Minister, kunt u een inschatting maken na deze tweede IMC van de precieze impact op de Vlaamse bevoegdheden van het justitieplan van minister Geens? Wanneer zal de concrete en globale impactanalyse eventueel worden afgerond? Wat is uw inschatting?
Op het overleg werd ook geagendeerd dat er een afstemming zou worden gemaakt van de capaciteit van de justitiehuizen met de opdrachtgevers. Wat is het resultaat van deze afstemming? Wanneer zal de federale minister de dotatie aan de Vlaamse Regering hiervoor aanpassen? Plant u nog verder overleg met uw federale collega? Kunt u een timing geven voor de concrete maatregelen in de toekomst?
Minister Vandeurzen heeft het woord.
Collega, zoals inderdaad gezegd in de commissievergadering van 12 mei 2015 moet een impactanalyse van het justitieplan van de federale minister van Justitie worden gemaakt op basis van de concrete wetsontwerpen na overleg met de gemeenschappen. We hebben een eerste generieke analyse gemaakt van het justitieplan en gekeken waar de uitvoering ervan mogelijk een effect heeft op de opdrachten voor de justitiehuizen. Alle maatregelen in uitvoering van het justitieplan die een impact hebben of zouden hebben op de gemeenschappen moeten het voorwerp uitmaken van overleg met de federale overheid binnen de IMC Justitiehuizen.
Op de vergadering van 9 juni 2015 werd het voorontwerp van wet houdende de wijziging van de wet inzake elektronisch toezicht als autonome straf en probatie als autonome straf besproken, alsook het voorontwerp tot reparatie van de voorlopige hechtenis bij elektronisch toezicht. De invoering van de autonome straffen elektronisch toezicht en probatie zal niet enkel een invloed hebben op de werkwijze die de justitiehuizen en het Vlaams Centrum Elektronisch Toezicht hanteren, maar meer dan waarschijnlijk ook een impact hebben op het aantal mandaten in de justitiehuizen en het Vlaams Centrum Elektronisch Toezicht en op het aanbod aan hulpverlening en alternatieve gerechtelijke maatregelen, zoals werkstraffen en leerstraffen, waarop een beroep wordt gedaan voor de uitvoering van de probatiemaatregel.

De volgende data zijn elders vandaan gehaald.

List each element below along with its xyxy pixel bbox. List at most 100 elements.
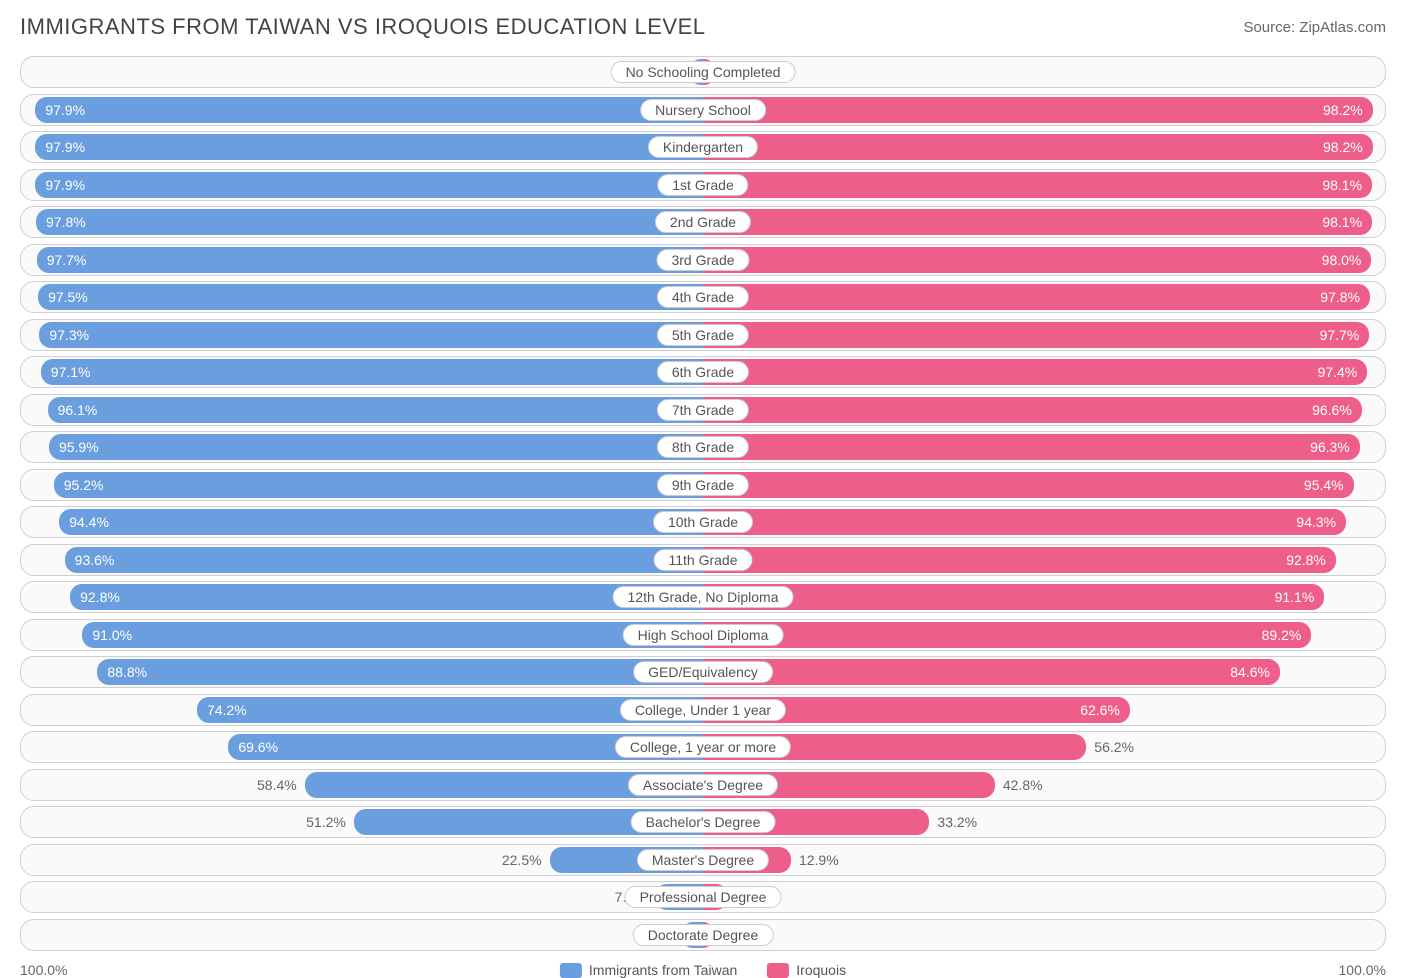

De zeer concrete impact zal maar duidelijk worden op basis van het vorderingsbeleid van het openbaar ministerie en de beslissingen van de zetelende magistratuur en de probatiecommissies. Diverse in het justitieplan aangekondigde maatregelen in de strafwet, strafvordering en de strafuitvoering hebben mogelijk een impact op het beleidsdomein Welzijn, Volksgezondheid en Gezin. Het is immers de intentie van de federale minister van Justitie om de gevangenisstraf te beschouwen als ultimum remedium. We verwijzen hiervoor onder meer naar de afschaffing van gevangenisstraffen onder één jaar, de gerationaliseerde tijdsvoorwaarden, de maatregelen tot uitbreiding van de bemiddeling in strafzaken, de nieuwe interneringswet, de verdere implementatie van het zorgtraject voor geïnterneerden en het favoriseren van de voorlopige hechtenis bij elektronisch toezicht. De impact van deze maatregelen zal maar duidelijk worden als het justitieplan wat deze aspecten betreft, uitmondt in concrete initiatieven en wetsontwerpen.
De voorstellen en wetsontwerpen die een impact hebben op de opdrachten van de justitiehuizen worden, zoals gezegd, besproken op de IMC Justitiehuizen. Wij proberen daarover op een constructieve manier te overleggen met de federale overheid en de andere gemeenschappen binnen de IMC, maar ook via onze vertegenwoordiging in het College van procureurs-generaal.
De impactanalyse de we nu hebben gemaakt, is voor ons een eerste aanzet op basis van de gegevens die nu voorhanden zijn. Het is wat we zouden kunnen noemen ‘work in progress’, naarmate de uitwerking van het justitieplan concreet wordt en dit zich op het terrein vertaalt in het vorderingsbeleid van het openbaar ministerie en het beslissingsbeleid van de justitiële actoren. Op basis van een nulmeting en/of een monitoring zullen we de nood aan bijkomende capaciteit en financiële middelen voor de justitiehuizen, het Vlaams Centrum voor Elektronisch Toezicht en het aanbod in kaart brengen en zullen wij de mogelijke noodzaak aan bijkomende financiële middelen ook voorleggen bij volgende begrotingsbesprekingen.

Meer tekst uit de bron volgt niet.